I don’t know about you, but I’ve been feeling pretty overwhelmed lately by the brokenness of the world.
I’ve been subscribed for awhile to get daily email news briefings from the New York Times, and lately I find myself feeling a knot in my stomach as I open them, steeling myself knowing that what I read will be more bad news – natural disasters and ethnic cleansing and sexual assault and threats of mass deportation. It feels like there is this darkening cloud, this smog, of hatred and racism and assault and abuse of power and lies and deceit that gets thicker and darker and more depressing every day. It’s enough to make me just want to jump ship from the Times and binge watch cute kiddo videos on YouTube instead.
But I want to be an informed citizen and I want to know what’s going on in the world so I read. I read and I feel angry and sad and discouraged and it also feels a bit surreal – how are we going to look back on this time 20 years from now? What am I going to tell my kids about what life was like in 2018?
In a parallel track, I’m still living my daily life, and in many ways it looks the same as it always has – I’m still working and running and baking cookies and spending time with friends and going to church. Every once in awhile I read the news and I think “What the heck am I doing? People are being threatened with deportation, families torn about, racial epithets strewn about, man after man being exposed as a sexual predator – and I’m answering emails and training for a half marathon and planning my summer vacation.” Sometimes it feels like this insurmountable divide between the world “out there” and my daily life.
I don’t like it.
I don’t like it and I’ve been thinking about ways to bridge that gap, to step beyond my comfortable, privileged, protected daily life and connect to the heartache and suffering of a world that is reeling in pain right now, of people who are reeling in pain. One option, I know, is to “go nuclear” and just blow up my life – quite my job, leave San Francisco, work at a non-profit or be a full-time community organizer or live in a remote village somewhere.

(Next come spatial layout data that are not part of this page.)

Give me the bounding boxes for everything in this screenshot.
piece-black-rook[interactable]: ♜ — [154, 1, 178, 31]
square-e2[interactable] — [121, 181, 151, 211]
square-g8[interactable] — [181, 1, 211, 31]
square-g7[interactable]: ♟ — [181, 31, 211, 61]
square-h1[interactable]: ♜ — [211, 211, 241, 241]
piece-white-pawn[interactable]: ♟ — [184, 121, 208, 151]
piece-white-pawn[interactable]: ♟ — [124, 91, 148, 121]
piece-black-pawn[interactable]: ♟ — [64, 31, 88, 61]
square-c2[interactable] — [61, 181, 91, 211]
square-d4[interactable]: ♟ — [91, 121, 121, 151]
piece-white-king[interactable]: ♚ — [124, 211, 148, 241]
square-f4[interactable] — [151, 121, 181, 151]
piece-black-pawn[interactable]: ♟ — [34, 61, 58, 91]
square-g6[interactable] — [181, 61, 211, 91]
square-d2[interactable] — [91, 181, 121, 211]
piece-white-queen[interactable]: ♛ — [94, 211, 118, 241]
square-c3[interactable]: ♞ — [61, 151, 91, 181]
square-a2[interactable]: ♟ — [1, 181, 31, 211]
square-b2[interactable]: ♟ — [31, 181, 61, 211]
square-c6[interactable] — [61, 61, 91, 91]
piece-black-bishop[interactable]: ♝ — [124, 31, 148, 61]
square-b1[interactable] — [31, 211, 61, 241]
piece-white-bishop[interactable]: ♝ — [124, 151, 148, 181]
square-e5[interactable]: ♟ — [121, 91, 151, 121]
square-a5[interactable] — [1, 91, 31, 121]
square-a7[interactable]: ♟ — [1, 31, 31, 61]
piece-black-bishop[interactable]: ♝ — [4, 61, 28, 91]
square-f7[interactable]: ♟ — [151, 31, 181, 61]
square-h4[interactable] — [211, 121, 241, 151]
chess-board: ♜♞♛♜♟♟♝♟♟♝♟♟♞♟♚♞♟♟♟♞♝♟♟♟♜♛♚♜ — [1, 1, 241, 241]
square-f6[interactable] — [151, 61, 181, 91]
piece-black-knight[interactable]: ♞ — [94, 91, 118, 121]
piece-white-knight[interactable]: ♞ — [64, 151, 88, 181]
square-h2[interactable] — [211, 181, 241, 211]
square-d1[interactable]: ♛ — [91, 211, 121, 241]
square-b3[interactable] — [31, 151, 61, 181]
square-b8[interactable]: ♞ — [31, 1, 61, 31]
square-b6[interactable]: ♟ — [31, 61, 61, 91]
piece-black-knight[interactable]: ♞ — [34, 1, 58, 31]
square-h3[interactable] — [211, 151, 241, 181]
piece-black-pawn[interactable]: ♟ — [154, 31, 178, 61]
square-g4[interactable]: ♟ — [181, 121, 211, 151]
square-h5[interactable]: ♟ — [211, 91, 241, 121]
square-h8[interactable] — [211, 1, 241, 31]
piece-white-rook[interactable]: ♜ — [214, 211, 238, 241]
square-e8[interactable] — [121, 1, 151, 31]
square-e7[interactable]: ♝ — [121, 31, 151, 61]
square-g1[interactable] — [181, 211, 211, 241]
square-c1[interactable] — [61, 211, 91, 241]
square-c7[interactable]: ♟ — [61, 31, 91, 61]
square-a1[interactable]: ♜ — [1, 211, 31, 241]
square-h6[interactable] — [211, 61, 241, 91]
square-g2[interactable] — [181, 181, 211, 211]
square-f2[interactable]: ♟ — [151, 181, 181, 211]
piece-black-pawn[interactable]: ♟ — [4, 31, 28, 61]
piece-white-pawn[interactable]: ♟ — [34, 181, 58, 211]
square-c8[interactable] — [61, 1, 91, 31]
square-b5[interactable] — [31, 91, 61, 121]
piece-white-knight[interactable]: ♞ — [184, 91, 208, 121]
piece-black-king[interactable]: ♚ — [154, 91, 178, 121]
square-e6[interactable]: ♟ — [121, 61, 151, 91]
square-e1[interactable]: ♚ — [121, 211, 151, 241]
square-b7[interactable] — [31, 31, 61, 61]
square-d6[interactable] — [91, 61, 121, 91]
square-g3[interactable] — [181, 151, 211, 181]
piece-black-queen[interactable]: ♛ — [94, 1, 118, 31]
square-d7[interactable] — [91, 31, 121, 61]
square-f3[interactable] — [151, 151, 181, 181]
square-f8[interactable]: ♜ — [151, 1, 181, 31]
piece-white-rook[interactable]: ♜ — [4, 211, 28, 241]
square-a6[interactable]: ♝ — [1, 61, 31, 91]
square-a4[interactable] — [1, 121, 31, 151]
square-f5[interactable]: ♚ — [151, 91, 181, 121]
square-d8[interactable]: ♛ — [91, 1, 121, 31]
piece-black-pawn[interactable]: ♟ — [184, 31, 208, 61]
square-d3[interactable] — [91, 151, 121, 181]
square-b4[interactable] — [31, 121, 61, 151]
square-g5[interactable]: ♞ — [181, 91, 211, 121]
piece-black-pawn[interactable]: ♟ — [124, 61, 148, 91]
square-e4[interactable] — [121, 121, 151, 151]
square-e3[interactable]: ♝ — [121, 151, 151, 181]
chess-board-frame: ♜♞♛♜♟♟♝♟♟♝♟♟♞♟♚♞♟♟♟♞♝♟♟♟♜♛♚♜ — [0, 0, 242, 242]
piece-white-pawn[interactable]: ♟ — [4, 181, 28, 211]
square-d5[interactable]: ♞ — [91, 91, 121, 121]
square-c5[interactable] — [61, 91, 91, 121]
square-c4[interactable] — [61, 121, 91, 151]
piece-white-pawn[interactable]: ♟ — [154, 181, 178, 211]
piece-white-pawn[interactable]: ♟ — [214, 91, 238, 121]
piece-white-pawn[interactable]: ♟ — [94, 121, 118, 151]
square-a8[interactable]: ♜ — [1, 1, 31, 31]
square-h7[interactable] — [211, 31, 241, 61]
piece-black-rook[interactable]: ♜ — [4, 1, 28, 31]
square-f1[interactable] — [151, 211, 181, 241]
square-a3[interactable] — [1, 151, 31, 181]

I’m not saying that’s a bad option, and maybe there’s a season for that but right now, for me, I know that level of extremity is not what I’m being called to.
I think what I’m being called to – which is murkier and less defined- is finding ways to bridge the gap between my daily, comfortable life, and the pain of the world. To figure out how to keep the structure, the foundation, that is my job and my city and my church and my community – all things I am profoundly grateful for – and also reach out beyond them to connect w/ the needs of the world around me.
Joining the Women’s March last weekend felt like way to do that. Volunteering at City Hope in the Tenderloin feels like a way to do that. Taking the time to look in the eyes of and smile and say thank you to the people I see everyday – the woman who cleans our bathrooms at work, the security guard in our building – feels like a way to do that.
My dad had a paperweight on his desk that now sits on my nightstand with a quote by Mother Teresa – “Do no great things, only small things with great love.” I think that, in many ways, is the answer. I think God scatters all sorts of opportunities in our lives – like brightly colored Easter eggs peeking out from our daily routines – opportunities to love and encourage and uplift the people around us. Opportunities to make them feel seen and known and valued. Opportunities to speak up for justice, to defend the oppressed and make sure those with less privilege than us aren’t getting trampled.
I’m going to be on the lookout for those opportunities that God has already placed in my life and also set out to go find some beyond my comfort zone. I’m going to work day by day to bridge the gap between the relative comfort of my life and the chaos of the world, with compassion, empathy and love. And I’m going to remind myself that I believe with all my heart in a big God who is holding this broken, beautiful world together with love, and that no matter how dark things may seem, the light shines brighter than the darkness, and the darkness will not overcome it.